History

United Kingdom
- Name: Esso Northumbria
- Owner: Esso
- Port of registry: London
- Builder: Swan Hunter, Wallsend
- Launched: 2 May 1969
- Sponsored by: Princess Anne
- Completed: 14 May 1970
- Identification: IMO number: 6917530; Call sign: GZJE;
- Nickname(s): "Big Geordie"
- Fate: Scrapped in Taiwan in 1982

General characteristics
- Type: Oil tanker
- Tonnage: 126,543 GRT; 254,277 DWT;
- Length: 348.5 m (1,143 ft 4 in) o/a; 330.7 m (1,085 ft 0 in) p/p;
- Beam: 51.9 m (170 ft 3 in)
- Depth: 25.6 m (84 ft 0 in)
- Propulsion: 2 × Associated Electrical Industries steam turbines, 32,000 shp (24,000 kW), single screw
- Speed: 16 knots (30 km/h; 18 mph)

= Esso Northumbria =

British crude oil tanker

== History ==
Esso Northumbria was the first of a series of Very Large Crude Carrier ships, built by Swan Hunter at Wallsend on Tyneside, in 1969. When launched on 2 May 1969 by Princess Anne it was the largest vessel to have been built in the United Kingdom at the time.

The ship was designed to carry crude oil from the Persian Gulf, and its large design was a result of the Six Day War, which had resulted in the closing of the Suez Canal.
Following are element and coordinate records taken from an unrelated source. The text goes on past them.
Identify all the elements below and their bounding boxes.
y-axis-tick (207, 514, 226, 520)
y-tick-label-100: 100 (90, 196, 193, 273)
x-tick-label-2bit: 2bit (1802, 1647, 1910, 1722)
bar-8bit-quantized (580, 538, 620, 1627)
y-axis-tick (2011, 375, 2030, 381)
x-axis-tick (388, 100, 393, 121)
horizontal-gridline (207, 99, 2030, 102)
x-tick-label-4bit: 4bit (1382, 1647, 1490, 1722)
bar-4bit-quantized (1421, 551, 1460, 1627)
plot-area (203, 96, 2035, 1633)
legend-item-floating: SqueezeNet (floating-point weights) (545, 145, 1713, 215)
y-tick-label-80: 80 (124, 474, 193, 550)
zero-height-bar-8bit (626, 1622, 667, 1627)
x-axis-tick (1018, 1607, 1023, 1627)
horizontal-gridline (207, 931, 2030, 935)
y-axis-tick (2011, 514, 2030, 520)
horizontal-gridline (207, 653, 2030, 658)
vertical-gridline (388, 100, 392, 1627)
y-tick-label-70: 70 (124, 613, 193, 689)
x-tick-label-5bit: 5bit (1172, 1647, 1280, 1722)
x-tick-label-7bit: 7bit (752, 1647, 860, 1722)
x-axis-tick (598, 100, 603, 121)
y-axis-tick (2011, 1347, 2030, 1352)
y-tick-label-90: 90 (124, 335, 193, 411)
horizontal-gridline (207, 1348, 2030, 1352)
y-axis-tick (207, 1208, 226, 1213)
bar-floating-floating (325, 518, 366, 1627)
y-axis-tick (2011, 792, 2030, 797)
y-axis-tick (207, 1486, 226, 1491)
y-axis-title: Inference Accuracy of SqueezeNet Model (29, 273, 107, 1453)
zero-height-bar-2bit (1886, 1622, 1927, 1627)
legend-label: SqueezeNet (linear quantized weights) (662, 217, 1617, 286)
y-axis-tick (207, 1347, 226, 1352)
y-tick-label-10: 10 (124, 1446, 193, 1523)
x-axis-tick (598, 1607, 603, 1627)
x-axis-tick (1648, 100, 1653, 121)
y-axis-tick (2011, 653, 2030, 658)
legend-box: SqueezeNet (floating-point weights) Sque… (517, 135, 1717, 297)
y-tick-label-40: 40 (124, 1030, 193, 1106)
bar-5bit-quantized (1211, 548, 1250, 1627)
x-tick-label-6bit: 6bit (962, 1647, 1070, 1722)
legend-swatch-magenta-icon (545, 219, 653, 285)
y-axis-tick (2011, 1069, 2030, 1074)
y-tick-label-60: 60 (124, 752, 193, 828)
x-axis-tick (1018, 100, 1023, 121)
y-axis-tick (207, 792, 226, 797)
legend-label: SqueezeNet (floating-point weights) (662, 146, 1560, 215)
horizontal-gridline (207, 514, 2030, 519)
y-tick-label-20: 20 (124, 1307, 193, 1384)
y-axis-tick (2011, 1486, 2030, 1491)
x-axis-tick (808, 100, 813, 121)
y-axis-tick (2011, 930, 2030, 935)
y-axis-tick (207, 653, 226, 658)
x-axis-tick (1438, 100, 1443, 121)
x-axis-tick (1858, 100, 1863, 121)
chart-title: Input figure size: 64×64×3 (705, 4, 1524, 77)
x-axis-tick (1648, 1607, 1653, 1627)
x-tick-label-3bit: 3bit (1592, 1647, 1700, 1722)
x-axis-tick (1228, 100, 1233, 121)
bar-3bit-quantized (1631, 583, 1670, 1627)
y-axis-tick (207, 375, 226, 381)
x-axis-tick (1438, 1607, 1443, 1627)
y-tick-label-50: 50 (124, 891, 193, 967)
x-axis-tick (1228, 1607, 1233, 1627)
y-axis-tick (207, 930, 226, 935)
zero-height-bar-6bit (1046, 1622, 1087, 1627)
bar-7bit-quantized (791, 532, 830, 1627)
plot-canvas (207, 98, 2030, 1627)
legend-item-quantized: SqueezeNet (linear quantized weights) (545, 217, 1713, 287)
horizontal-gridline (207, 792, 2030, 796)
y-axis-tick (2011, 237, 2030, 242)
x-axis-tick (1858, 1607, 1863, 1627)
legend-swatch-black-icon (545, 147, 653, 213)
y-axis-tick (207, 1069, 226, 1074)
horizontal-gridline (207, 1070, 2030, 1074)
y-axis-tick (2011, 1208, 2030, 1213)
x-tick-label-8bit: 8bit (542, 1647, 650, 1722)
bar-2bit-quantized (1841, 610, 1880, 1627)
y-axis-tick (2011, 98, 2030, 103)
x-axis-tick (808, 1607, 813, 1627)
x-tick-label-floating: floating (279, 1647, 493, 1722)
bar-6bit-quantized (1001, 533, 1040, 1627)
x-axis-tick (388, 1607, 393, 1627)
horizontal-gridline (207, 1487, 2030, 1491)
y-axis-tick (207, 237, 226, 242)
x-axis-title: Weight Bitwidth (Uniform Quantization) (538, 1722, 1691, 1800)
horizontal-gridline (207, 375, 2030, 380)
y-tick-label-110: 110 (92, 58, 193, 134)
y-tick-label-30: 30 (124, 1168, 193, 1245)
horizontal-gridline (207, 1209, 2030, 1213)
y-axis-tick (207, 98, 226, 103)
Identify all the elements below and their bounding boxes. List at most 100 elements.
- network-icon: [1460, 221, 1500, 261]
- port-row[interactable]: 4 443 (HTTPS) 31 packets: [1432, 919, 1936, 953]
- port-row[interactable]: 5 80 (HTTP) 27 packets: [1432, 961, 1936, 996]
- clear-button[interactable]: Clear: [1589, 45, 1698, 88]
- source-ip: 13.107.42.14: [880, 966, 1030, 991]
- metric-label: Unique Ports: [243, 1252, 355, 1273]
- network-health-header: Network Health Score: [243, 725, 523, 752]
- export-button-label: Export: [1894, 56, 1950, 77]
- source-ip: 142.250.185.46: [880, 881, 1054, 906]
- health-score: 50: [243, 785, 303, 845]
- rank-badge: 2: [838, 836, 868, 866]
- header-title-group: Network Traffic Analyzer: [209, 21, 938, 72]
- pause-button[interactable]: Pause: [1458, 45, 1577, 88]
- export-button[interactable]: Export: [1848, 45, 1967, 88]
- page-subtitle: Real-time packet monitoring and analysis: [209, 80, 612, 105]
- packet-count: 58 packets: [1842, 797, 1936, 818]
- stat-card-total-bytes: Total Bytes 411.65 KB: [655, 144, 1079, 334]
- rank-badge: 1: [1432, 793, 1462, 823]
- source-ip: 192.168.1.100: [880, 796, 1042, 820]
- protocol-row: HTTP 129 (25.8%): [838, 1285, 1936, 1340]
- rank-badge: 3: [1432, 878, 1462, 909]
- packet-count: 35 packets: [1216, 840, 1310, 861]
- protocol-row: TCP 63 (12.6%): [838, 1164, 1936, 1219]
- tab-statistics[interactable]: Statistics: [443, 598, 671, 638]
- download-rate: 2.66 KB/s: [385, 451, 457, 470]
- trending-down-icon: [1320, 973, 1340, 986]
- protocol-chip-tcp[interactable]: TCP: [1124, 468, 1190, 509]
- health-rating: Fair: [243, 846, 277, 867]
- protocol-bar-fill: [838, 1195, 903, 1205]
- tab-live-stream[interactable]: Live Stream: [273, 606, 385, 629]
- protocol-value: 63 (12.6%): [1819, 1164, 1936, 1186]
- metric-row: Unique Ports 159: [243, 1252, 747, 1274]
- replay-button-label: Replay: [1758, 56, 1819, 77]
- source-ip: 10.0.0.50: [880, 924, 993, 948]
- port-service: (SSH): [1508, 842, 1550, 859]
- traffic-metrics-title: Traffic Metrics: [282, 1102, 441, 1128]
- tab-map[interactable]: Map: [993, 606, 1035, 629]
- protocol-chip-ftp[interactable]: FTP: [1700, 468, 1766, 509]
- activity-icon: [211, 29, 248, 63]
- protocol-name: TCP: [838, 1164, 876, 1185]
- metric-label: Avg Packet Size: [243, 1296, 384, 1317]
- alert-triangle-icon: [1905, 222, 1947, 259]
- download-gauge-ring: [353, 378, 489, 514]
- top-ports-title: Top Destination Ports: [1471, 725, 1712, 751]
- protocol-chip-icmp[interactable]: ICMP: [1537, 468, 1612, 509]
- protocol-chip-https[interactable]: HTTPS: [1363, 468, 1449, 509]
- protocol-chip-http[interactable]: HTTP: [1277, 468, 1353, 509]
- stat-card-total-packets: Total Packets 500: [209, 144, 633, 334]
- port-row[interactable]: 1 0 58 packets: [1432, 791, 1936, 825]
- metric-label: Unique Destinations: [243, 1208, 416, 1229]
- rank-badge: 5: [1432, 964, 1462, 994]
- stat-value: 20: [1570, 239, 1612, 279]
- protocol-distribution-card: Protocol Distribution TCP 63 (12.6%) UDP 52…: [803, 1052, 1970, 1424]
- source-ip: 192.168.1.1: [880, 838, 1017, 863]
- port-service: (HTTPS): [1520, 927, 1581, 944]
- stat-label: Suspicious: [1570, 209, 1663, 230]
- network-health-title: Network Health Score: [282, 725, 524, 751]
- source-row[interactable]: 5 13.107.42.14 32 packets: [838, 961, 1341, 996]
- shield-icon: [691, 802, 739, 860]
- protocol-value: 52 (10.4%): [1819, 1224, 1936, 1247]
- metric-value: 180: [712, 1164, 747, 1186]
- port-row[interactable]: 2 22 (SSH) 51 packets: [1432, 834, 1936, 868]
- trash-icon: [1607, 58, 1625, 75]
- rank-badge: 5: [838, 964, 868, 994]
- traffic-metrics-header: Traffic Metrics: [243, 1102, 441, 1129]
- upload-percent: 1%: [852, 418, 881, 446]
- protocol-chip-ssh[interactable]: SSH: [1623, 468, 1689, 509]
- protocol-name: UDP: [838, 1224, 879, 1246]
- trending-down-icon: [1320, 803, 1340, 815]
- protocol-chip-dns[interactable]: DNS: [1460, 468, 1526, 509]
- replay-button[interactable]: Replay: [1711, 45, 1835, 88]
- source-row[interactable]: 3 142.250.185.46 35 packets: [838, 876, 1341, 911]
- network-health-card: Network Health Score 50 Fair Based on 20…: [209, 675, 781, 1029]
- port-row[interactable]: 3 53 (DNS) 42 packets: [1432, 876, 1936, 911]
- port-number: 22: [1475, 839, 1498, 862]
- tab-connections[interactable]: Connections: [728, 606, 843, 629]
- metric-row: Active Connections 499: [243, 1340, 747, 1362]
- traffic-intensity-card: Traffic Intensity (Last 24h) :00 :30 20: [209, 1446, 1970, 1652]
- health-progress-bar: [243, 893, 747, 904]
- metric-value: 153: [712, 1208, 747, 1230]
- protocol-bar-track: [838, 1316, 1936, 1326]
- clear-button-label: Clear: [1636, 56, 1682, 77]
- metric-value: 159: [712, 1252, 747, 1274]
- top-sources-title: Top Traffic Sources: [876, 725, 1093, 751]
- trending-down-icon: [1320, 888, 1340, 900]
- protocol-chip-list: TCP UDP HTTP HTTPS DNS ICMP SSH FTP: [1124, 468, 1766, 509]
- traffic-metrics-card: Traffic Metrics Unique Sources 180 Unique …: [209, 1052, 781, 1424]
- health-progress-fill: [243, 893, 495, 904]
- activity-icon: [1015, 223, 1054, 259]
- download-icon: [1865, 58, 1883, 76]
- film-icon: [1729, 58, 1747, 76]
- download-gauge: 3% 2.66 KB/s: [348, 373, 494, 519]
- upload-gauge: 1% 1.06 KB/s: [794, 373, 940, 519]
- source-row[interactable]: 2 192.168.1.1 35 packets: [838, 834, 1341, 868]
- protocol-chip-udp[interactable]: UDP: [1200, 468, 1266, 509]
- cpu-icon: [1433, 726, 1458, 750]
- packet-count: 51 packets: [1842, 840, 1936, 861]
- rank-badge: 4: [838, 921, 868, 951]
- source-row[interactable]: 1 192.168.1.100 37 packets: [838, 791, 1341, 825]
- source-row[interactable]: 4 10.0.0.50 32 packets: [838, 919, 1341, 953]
The ship was single-hulled and was designed with relatively limited knowledge of the behaviours of such large structures at sea, being generally a straightforward scaling-up of smaller tanker designs. It was also built to a fixed-price contract at a time when rampant inflation was occurring in Britain. This led to many attempts to cut costs; Swan Hunter ultimately made a loss on the contract. Final cost of the ship's construction were £6.5 million.

The Northumbria was plagued with problems both with its fittings and also, more seriously, with cracking of its hull under stress. The ship needed many repairs throughout its short working lifetime and this, together with fears of a major oil spill, prompted its retirement in 1982 after only 12 years in service. The ship was sailed on its final voyage to Taiwan, where it was broken up for scrap at Kaohsiung. A similar fate befell the Northumbria's sister ship, Esso Hibernia, which was also built on Tyneside and launched in 1970.

== In popular culture ==
The launching of the Northumbria was a major local media event at the time. In 2019, the Canadian folk band The Dreadnoughts released a song called Roll Northumbria, dedicated to the ship which describes an exaggerated account of the Northumbria's short and unfortunate service.